L'orso, una versione tutti in un punto. Novembre 2009

Cechov e lo scherzo drammatico (due proposte da Genova)
Contributo di Ludovica Radif

CECHOV E LO SCHERZO DRAMMATICO
“L’Orso” di A. Çechov, Genova, Auditorium Allende, Teatro dell’Ortica. Gruppo di Teatro Campestre, con Elisabetta Granara, Chiara Valdambrini, Rami Osama Ragab

Genova- Esile e austera, giovane e già sepolta in un lutto ostinato, con tanto di nera veletta, Popova (Elisabetta Granara) la vedova protagonista dell’”Orso” di Çechov, uno dei suoi brevi componimenti giovanili, vive “come in una tana”, per utilizzare le parole del servitore Luka: a recitare è una donna in tuta, Chiara Valdambrini, e in effetti forse il gentil sesso parrebbe più indicato per sostenere tale regime di chiusura totale agli uomini. Ma ecco, qualcuno (Rami Osama Ragab) irrompe a turbare questo languido equilibrio: un creditore del defunto marito di lei esige all’istante il saldo. Inutile la risposta della donna, decisa ma cortese, a rimandare di due giorni il pagamento, nonostante la continua insistenza di quell’uomo.
In un clima improntato a essenzialità, quasi da teatro-studio, tre personaggi si trovano sulla scena a pochi
centimetri di distanza, eppure la padrona stende il bucato, la servitrice, da parte sua, è indaffarata mentre
Smirnov, sempre più maschilista e strafottente, grida da altra zona della casa, non accenna a recedere.
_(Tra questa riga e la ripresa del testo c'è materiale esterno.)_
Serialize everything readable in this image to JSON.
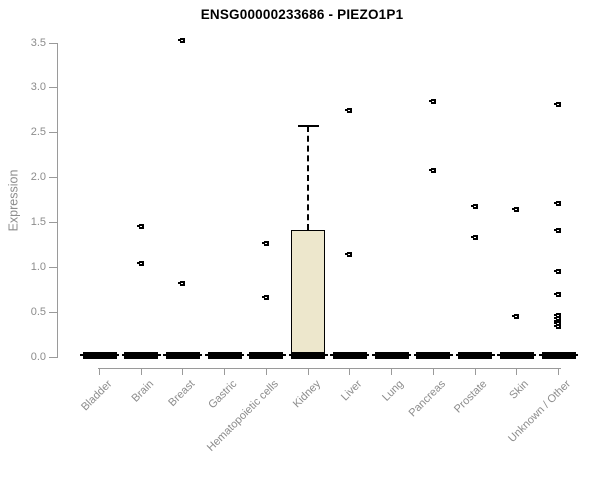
{
  "chart_data": {
    "type": "box",
    "title": "ENSG00000233686 - PIEZO1P1",
    "ylabel": "Expression",
    "xlabel": "",
    "ylim": [
      0,
      3.5
    ],
    "ytick_labels": [
      "0.0",
      "0.5",
      "1.0",
      "1.5",
      "2.0",
      "2.5",
      "3.0",
      "3.5"
    ],
    "grid": false,
    "legend": "none",
    "categories": [
      "Bladder",
      "Brain",
      "Breast",
      "Gastric",
      "Hematopoietic cells",
      "Kidney",
      "Liver",
      "Lung",
      "Pancreas",
      "Prostate",
      "Skin",
      "Unknown / Other"
    ],
    "boxes": [
      {
        "category": "Bladder",
        "q1": 0,
        "median": 0.02,
        "q3": 0,
        "whisker_low": 0,
        "whisker_high": 0,
        "outliers": []
      },
      {
        "category": "Brain",
        "q1": 0,
        "median": 0.02,
        "q3": 0,
        "whisker_low": 0,
        "whisker_high": 0,
        "outliers": [
          1.45,
          1.04
        ]
      },
      {
        "category": "Breast",
        "q1": 0,
        "median": 0.02,
        "q3": 0,
        "whisker_low": 0,
        "whisker_high": 0,
        "outliers": [
          3.53,
          0.82
        ]
      },
      {
        "category": "Gastric",
        "q1": 0,
        "median": 0.02,
        "q3": 0,
        "whisker_low": 0,
        "whisker_high": 0,
        "outliers": []
      },
      {
        "category": "Hematopoietic cells",
        "q1": 0,
        "median": 0.02,
        "q3": 0,
        "whisker_low": 0,
        "whisker_high": 0,
        "outliers": [
          1.26,
          0.66
        ]
      },
      {
        "category": "Kidney",
        "q1": 0,
        "median": 0.02,
        "q3": 1.42,
        "whisker_low": 0,
        "whisker_high": 2.57,
        "outliers": []
      },
      {
        "category": "Liver",
        "q1": 0,
        "median": 0.02,
        "q3": 0,
        "whisker_low": 0,
        "whisker_high": 0,
        "outliers": [
          2.75,
          1.14
        ]
      },
      {
        "category": "Lung",
        "q1": 0,
        "median": 0.02,
        "q3": 0,
        "whisker_low": 0,
        "whisker_high": 0,
        "outliers": []
      },
      {
        "category": "Pancreas",
        "q1": 0,
        "median": 0.02,
        "q3": 0,
        "whisker_low": 0,
        "whisker_high": 0,
        "outliers": [
          2.85,
          2.08
        ]
      },
      {
        "category": "Prostate",
        "q1": 0,
        "median": 0.02,
        "q3": 0,
        "whisker_low": 0,
        "whisker_high": 0,
        "outliers": [
          1.68,
          1.33
        ]
      },
      {
        "category": "Skin",
        "q1": 0,
        "median": 0.02,
        "q3": 0,
        "whisker_low": 0,
        "whisker_high": 0,
        "outliers": [
          1.64,
          0.45
        ]
      },
      {
        "category": "Unknown / Other",
        "q1": 0,
        "median": 0.02,
        "q3": 0,
        "whisker_low": 0,
        "whisker_high": 0,
        "outliers": [
          2.82,
          1.71,
          1.41,
          0.95,
          0.7,
          0.46,
          0.43,
          0.4,
          0.37,
          0.34
        ]
      }
    ],
    "colors": {
      "box_fill": "#ede7cc",
      "box_border": "#000000",
      "outlier": "#000000",
      "axis": "#9a9a9a",
      "tick_text": "#8c8c8c",
      "title_text": "#000000",
      "background": "#ffffff"
    }
  }
}
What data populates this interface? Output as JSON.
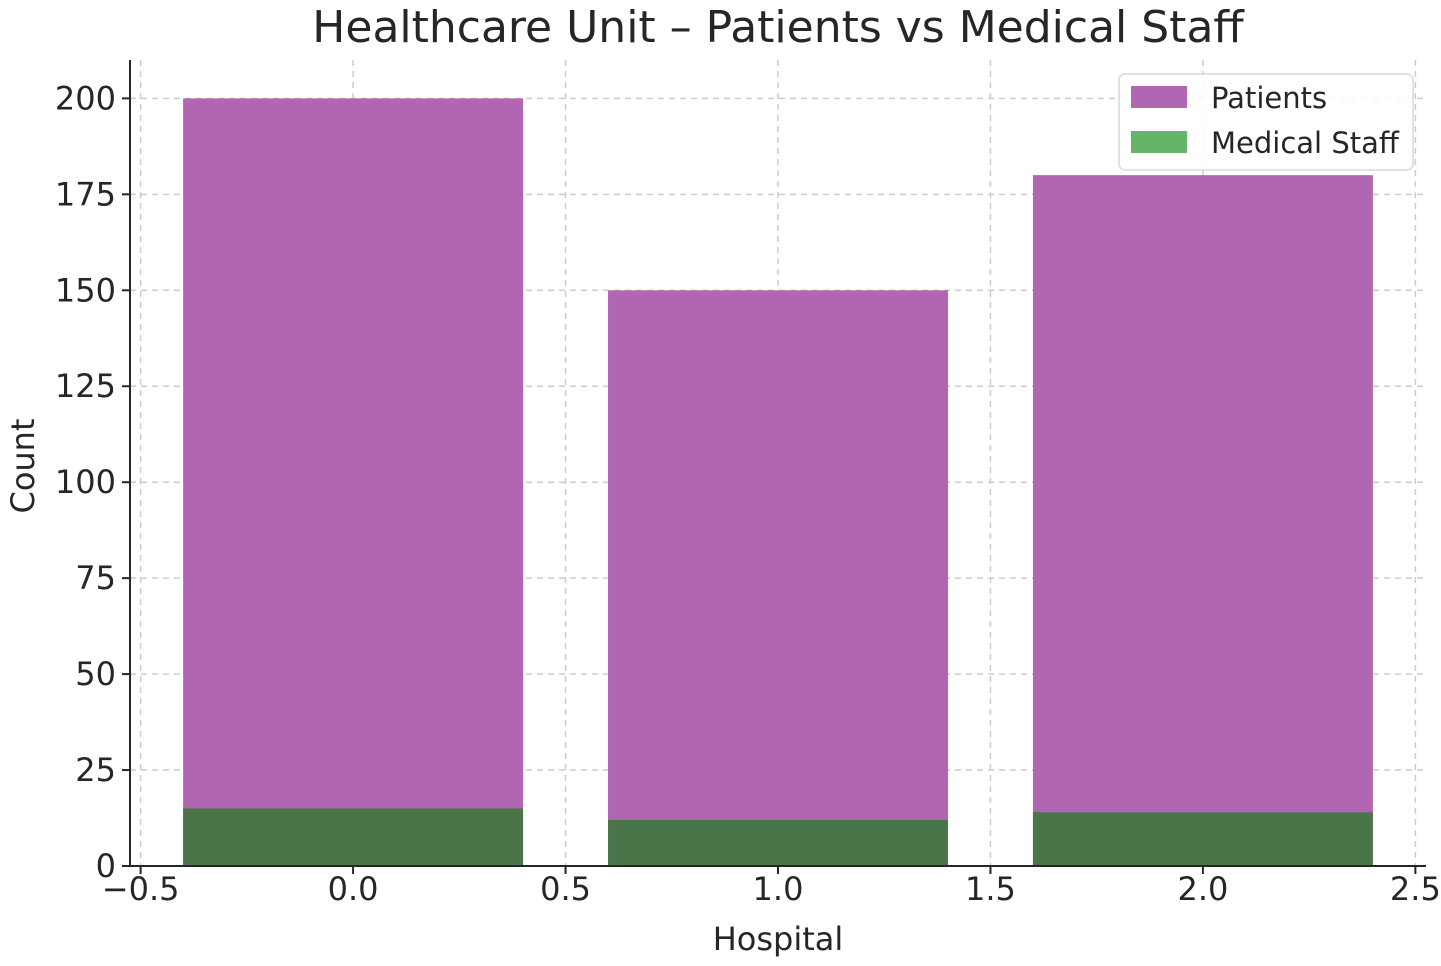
{
  "chart_data": {
    "type": "bar",
    "title": "Healthcare Unit – Patients vs Medical Staff",
    "xlabel": "Hospital",
    "ylabel": "Count",
    "x": [
      0,
      1,
      2
    ],
    "xlim": [
      -0.525,
      2.525
    ],
    "ylim": [
      0,
      210
    ],
    "xticks": [
      -0.5,
      0.0,
      0.5,
      1.0,
      1.5,
      2.0,
      2.5
    ],
    "xtick_labels": [
      "−0.5",
      "0.0",
      "0.5",
      "1.0",
      "1.5",
      "2.0",
      "2.5"
    ],
    "yticks": [
      0,
      25,
      50,
      75,
      100,
      125,
      150,
      175,
      200
    ],
    "ytick_labels": [
      "0",
      "25",
      "50",
      "75",
      "100",
      "125",
      "150",
      "175",
      "200"
    ],
    "bar_width": 0.8,
    "grid": true,
    "legend_position": "top-right",
    "series": [
      {
        "name": "Patients",
        "values": [
          200,
          150,
          180
        ],
        "color": "#b066b0"
      },
      {
        "name": "Medical Staff",
        "values": [
          15,
          12,
          14
        ],
        "color": "#4a7548",
        "legend_color": "#66b466"
      }
    ]
  }
}
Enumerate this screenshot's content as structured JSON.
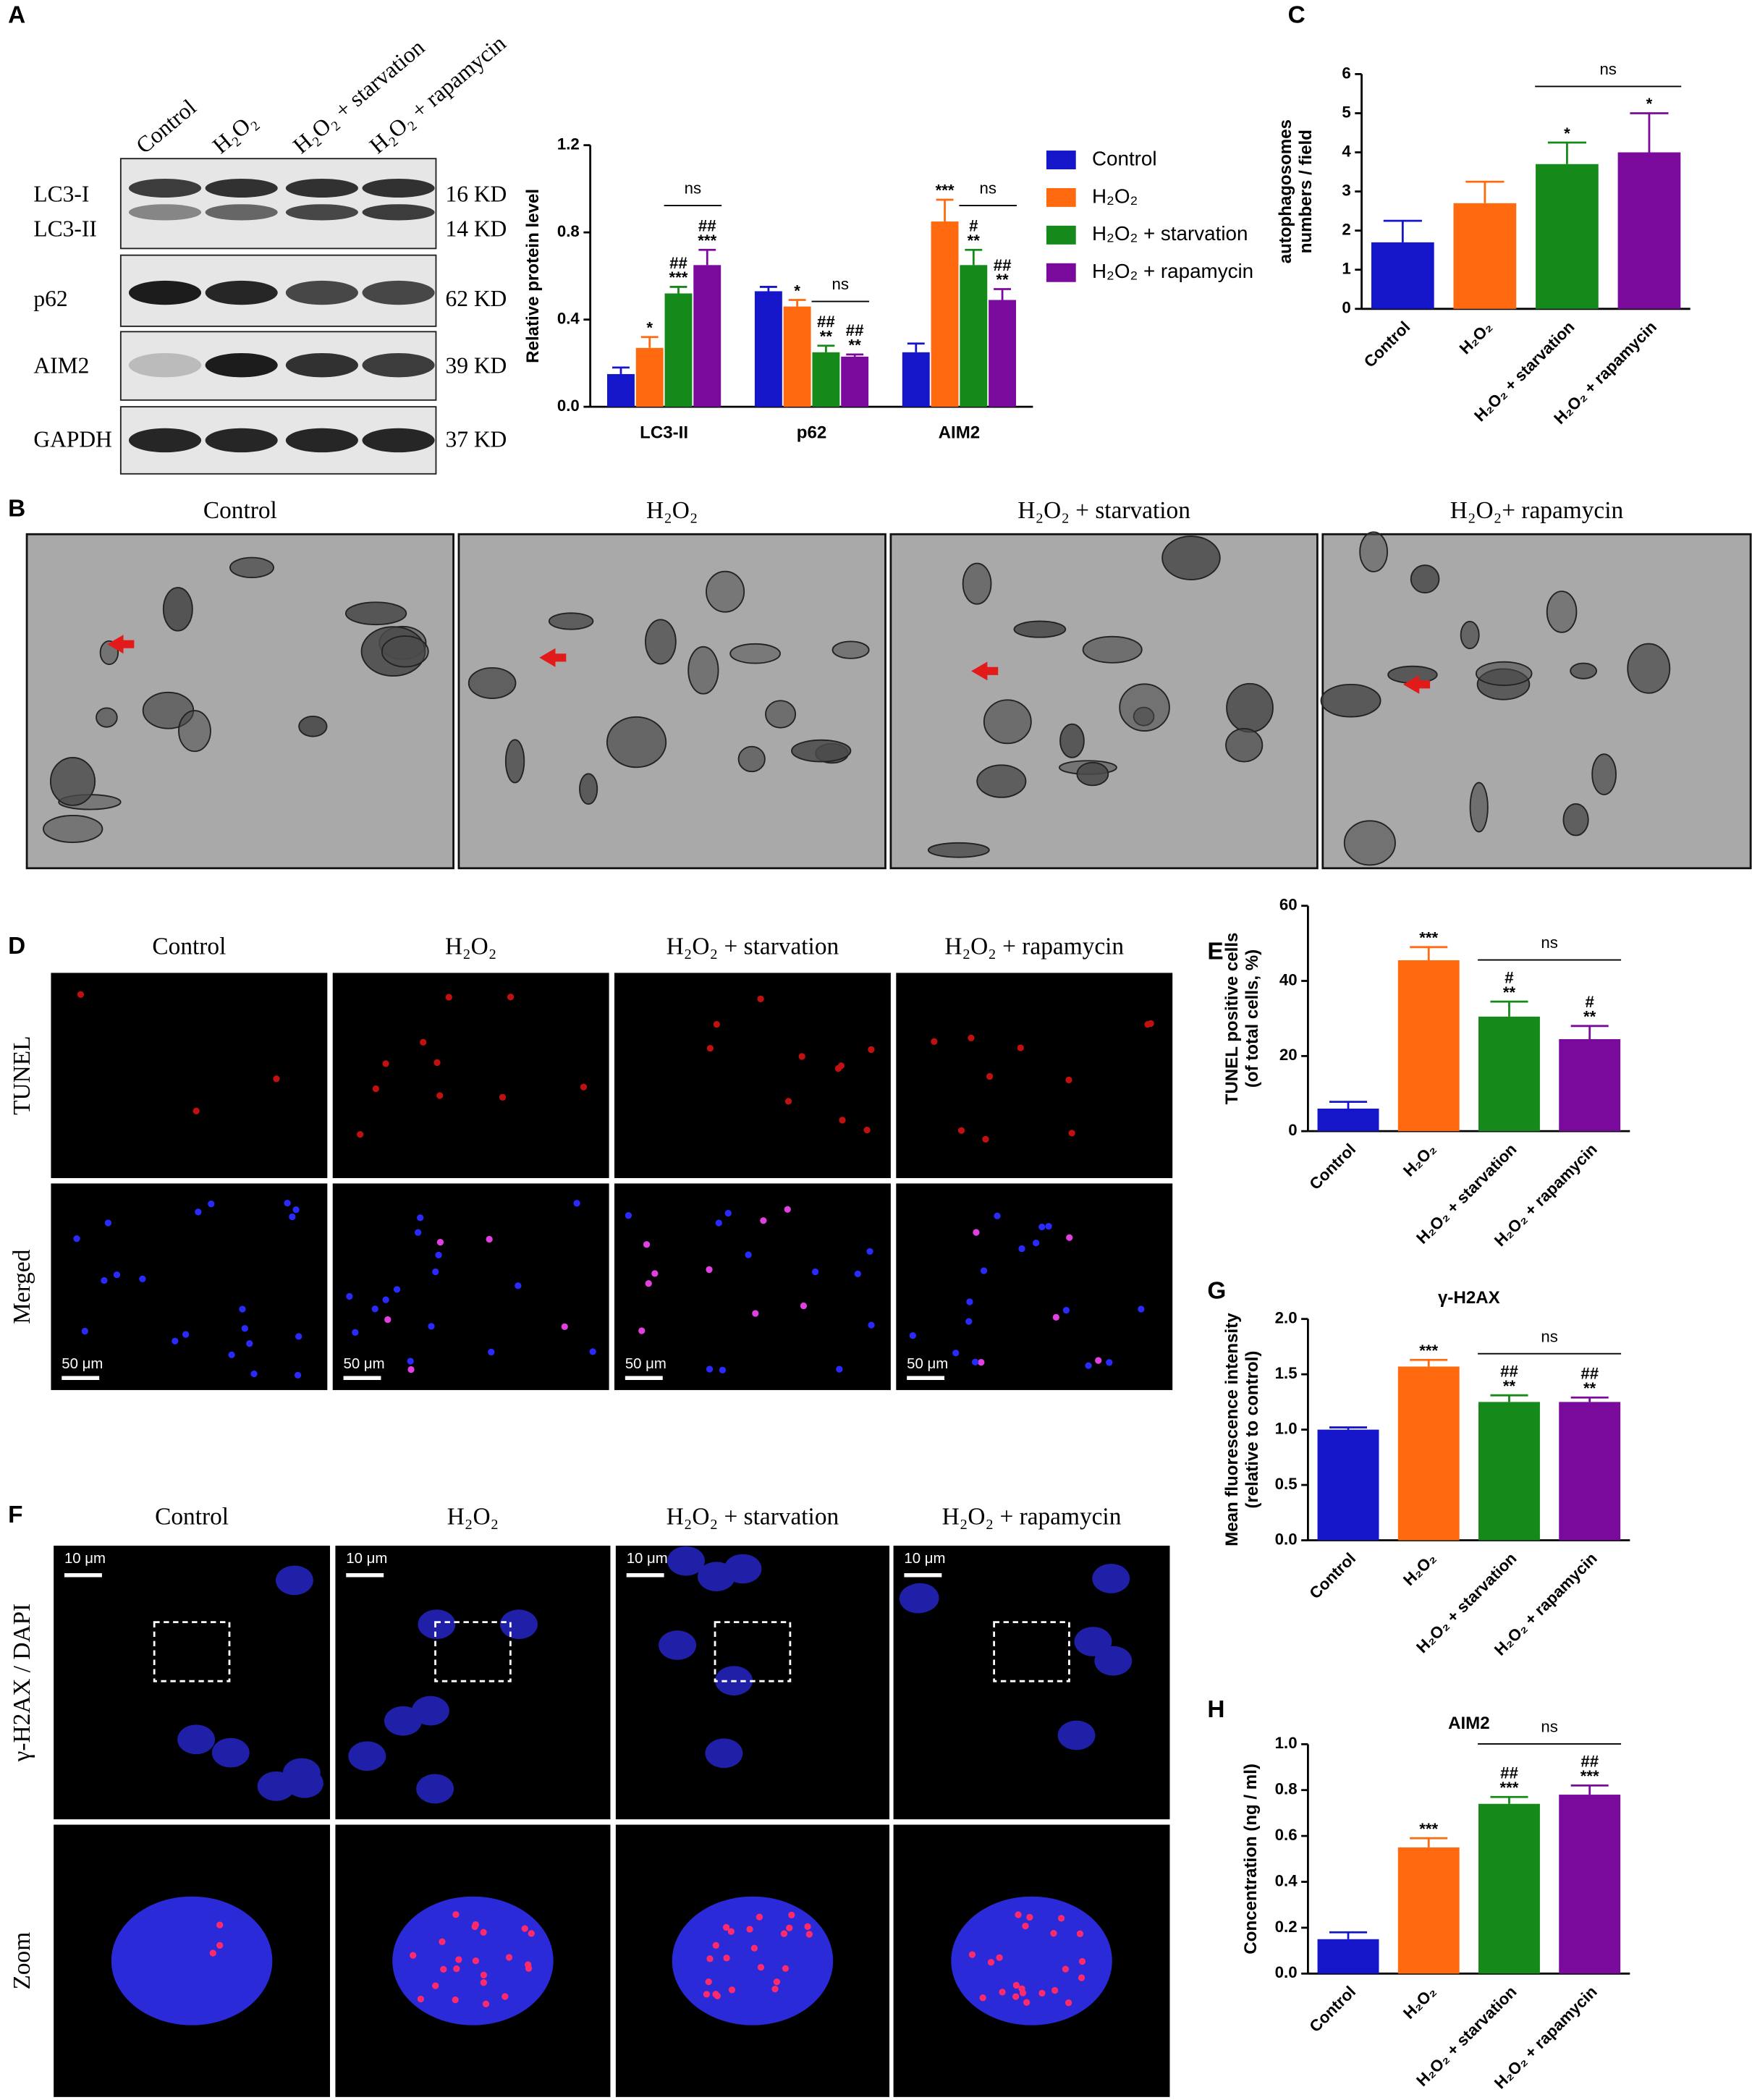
{
  "panel_labels": [
    "A",
    "B",
    "C",
    "D",
    "E",
    "F",
    "G",
    "H"
  ],
  "blot": {
    "lanes": [
      "Control",
      "H₂O₂",
      "H₂O₂ + starvation",
      "H₂O₂ + rapamycin"
    ],
    "proteins": [
      "LC3-I",
      "LC3-II",
      "p62",
      "AIM2",
      "GAPDH"
    ],
    "sizes": [
      "16 KD",
      "14 KD",
      "62 KD",
      "39 KD",
      "37 KD"
    ]
  },
  "em": {
    "titles": [
      "Control",
      "H₂O₂",
      "H₂O₂ + starvation",
      "H₂O₂+ rapamycin"
    ]
  },
  "tunel": {
    "titles": [
      "Control",
      "H₂O₂",
      "H₂O₂ + starvation",
      "H₂O₂ + rapamycin"
    ],
    "rows": [
      "TUNEL",
      "Merged"
    ],
    "scale_bar": "50 μm"
  },
  "h2ax_images": {
    "titles": [
      "Control",
      "H₂O₂",
      "H₂O₂ + starvation",
      "H₂O₂ + rapamycin"
    ],
    "rows": [
      "γ-H2AX / DAPI",
      "Zoom"
    ],
    "scale_bar": "10 μm"
  },
  "chart_data": [
    {
      "type": "bar",
      "ylabel": [
        "Relative protein level"
      ],
      "categories": [
        "LC3-II",
        "p62",
        "AIM2"
      ],
      "ylim": [
        0,
        1.2
      ],
      "yticks": [
        {
          "value": 0,
          "label": "0.0"
        },
        0.4,
        0.8,
        1.2
      ],
      "legend": "right",
      "bracket": "ns",
      "series": [
        {
          "name": "Control",
          "color": "#1515c9",
          "values": [
            0.15,
            0.53,
            0.25
          ],
          "errors": [
            0.03,
            0.02,
            0.04
          ],
          "significance": [
            null,
            null,
            null
          ]
        },
        {
          "name": "H₂O₂",
          "color": "#ff6a10",
          "values": [
            0.27,
            0.46,
            0.85
          ],
          "errors": [
            0.05,
            0.03,
            0.1
          ],
          "significance": [
            [
              "*"
            ],
            [
              "*"
            ],
            [
              "***"
            ]
          ]
        },
        {
          "name": "H₂O₂ + starvation",
          "color": "#15891a",
          "values": [
            0.52,
            0.25,
            0.65
          ],
          "errors": [
            0.03,
            0.03,
            0.07
          ],
          "significance": [
            [
              "##",
              "***"
            ],
            [
              "##",
              "**"
            ],
            [
              "#",
              "**"
            ]
          ]
        },
        {
          "name": "H₂O₂ + rapamycin",
          "color": "#7a0a9b",
          "values": [
            0.65,
            0.23,
            0.49
          ],
          "errors": [
            0.07,
            0.01,
            0.05
          ],
          "significance": [
            [
              "##",
              "***"
            ],
            [
              "##",
              "**"
            ],
            [
              "##",
              "**"
            ]
          ]
        }
      ]
    },
    {
      "type": "bar",
      "ylabel": [
        "autophagosomes",
        "numbers / field"
      ],
      "categories": [
        "Control",
        "H₂O₂",
        "H₂O₂ + starvation",
        "H₂O₂ + rapamycin"
      ],
      "values": [
        1.7,
        2.7,
        3.7,
        4.0
      ],
      "errors": [
        0.55,
        0.55,
        0.55,
        1.0
      ],
      "significance": [
        null,
        null,
        [
          "*"
        ],
        [
          "*"
        ]
      ],
      "colors": [
        "#1515c9",
        "#ff6a10",
        "#15891a",
        "#7a0a9b"
      ],
      "ylim": [
        0,
        6
      ],
      "yticks": [
        0,
        1,
        2,
        3,
        4,
        5,
        6
      ],
      "xtick_rotation": -45,
      "bracket": "ns"
    },
    {
      "type": "bar",
      "ylabel": [
        "TUNEL positive cells",
        "(of total cells, %)"
      ],
      "categories": [
        "Control",
        "H₂O₂",
        "H₂O₂ + starvation",
        "H₂O₂ + rapamycin"
      ],
      "values": [
        6,
        45.5,
        30.5,
        24.5
      ],
      "errors": [
        1.8,
        3.5,
        4,
        3.5
      ],
      "significance": [
        null,
        [
          "***"
        ],
        [
          "#",
          "**"
        ],
        [
          "#",
          "**"
        ]
      ],
      "colors": [
        "#1515c9",
        "#ff6a10",
        "#15891a",
        "#7a0a9b"
      ],
      "ylim": [
        0,
        60
      ],
      "yticks": [
        0,
        20,
        40,
        60
      ],
      "xtick_rotation": -45,
      "bracket": "ns"
    },
    {
      "type": "bar",
      "title": "γ-H2AX",
      "ylabel": [
        "Mean fluorescence intensity",
        "(relative to control)"
      ],
      "categories": [
        "Control",
        "H₂O₂",
        "H₂O₂ + starvation",
        "H₂O₂ + rapamycin"
      ],
      "values": [
        1.0,
        1.57,
        1.25,
        1.25
      ],
      "errors": [
        0.02,
        0.06,
        0.06,
        0.04
      ],
      "significance": [
        null,
        [
          "***"
        ],
        [
          "##",
          "**"
        ],
        [
          "##",
          "**"
        ]
      ],
      "colors": [
        "#1515c9",
        "#ff6a10",
        "#15891a",
        "#7a0a9b"
      ],
      "ylim": [
        0,
        2
      ],
      "yticks": [
        {
          "value": 0,
          "label": "0.0"
        },
        0.5,
        {
          "value": 1,
          "label": "1.0"
        },
        1.5,
        {
          "value": 2,
          "label": "2.0"
        }
      ],
      "xtick_rotation": -45,
      "bracket": "ns"
    },
    {
      "type": "bar",
      "title": "AIM2",
      "ylabel": [
        "Concentration (ng / ml)"
      ],
      "categories": [
        "Control",
        "H₂O₂",
        "H₂O₂ + starvation",
        "H₂O₂ + rapamycin"
      ],
      "values": [
        0.15,
        0.55,
        0.74,
        0.78
      ],
      "errors": [
        0.03,
        0.04,
        0.03,
        0.04
      ],
      "significance": [
        null,
        [
          "***"
        ],
        [
          "##",
          "***"
        ],
        [
          "##",
          "***"
        ]
      ],
      "colors": [
        "#1515c9",
        "#ff6a10",
        "#15891a",
        "#7a0a9b"
      ],
      "ylim": [
        0,
        1
      ],
      "yticks": [
        {
          "value": 0,
          "label": "0.0"
        },
        0.2,
        0.4,
        0.6,
        0.8,
        {
          "value": 1,
          "label": "1.0"
        }
      ],
      "xtick_rotation": -45,
      "bracket": "ns"
    }
  ]
}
Per la
scena, è sufficiente un rialzo a gradini nero, con un girello di oggetti appesi a fili trasparenti: 3 bicchieri, 2 bottiglie, un annaffiatoio, una piantina di edera, un ventaglio nero e due pistole. Oggetti simbolici, che i protagonisti all’occorrenza pescano e poi abbandonano, creando i propri ruoli sotto un unico tetto: le luci fanno brillare schizzi  d’acqua e il roteare di un bicchiere.
Si tratta della terza edizione, riuscita, dello stesso testo approntata dal giovane Gruppo di Teatro Campestre. Una versione (ispirata alla cosmicomica di Calvino) in qualche modo antinomica per il senso di costrizione contro il concetto di teatro all’aperto, rispetto alla suggestiva realizzazione in un ruscello della Val Brevenna nell’estate 2008 (donde appunto il nome di Campestre del gruppo, che nello scorso settembre ha preso parte con successo al Rural Indie Theatre)..
In un crescendo di ardire la donna è ormai determinata a liberarsi dell’importuno, anche a costo di perderci la vita. Vuole una sfida a duello. In quel punto idealmente si verifica un salto narrativo: quel tratto di carattere di lei, quell’audacia insospettabile (non sa neppure impugnare un’arma) lo conquista, lo intriga, lo innamora. In preda a una forte passione, un sentimento sfacciato e traboccante, la vedova si stupisce, tentenna, sotto sotto si compiace, infine accetta il suo abbraccio.
Questo breve scherzo drammatico è denso di significati, scava nei labirinti dei sentimenti umani, passando per la quotidianità; la scelta dello spazio ridotto appare quindi indovinata proprio nella misura in cui riproduce il turbine di passioni all’interno di una sola persona.
Fin dalle prime battute, dal tono un po’ caricato della protagonista, lievemente comico, si intuisce la verità solo epidermica delle sue parole. Quanto all’uomo, l’orso, si poteva pensare anche a una personalità più affascinante, magari anche di un fascino torbido; a ben pensarci, invece, proprio l’assenza di un’attrattiva rende meglio l’apparente mistero del finale, quella passione che dà profondità al personaggio femminile conquistato; non mancano frasi lapidarie e proverbi, “un passero può dare dei punti a un filosofo in gonnella”; anche il protagonista maschile ha un guizzo di intuizione, che potrebbe significare qualcosa di più riguardo al suo pensiero, quando si permette un commento di costume “ma non si è dimenticata di mettere la cipria”.
Lo spettacolo è stato apprezzato da un buon pubblico, che si intuiva frequentatore abitudinario della sala come di una sorta di club.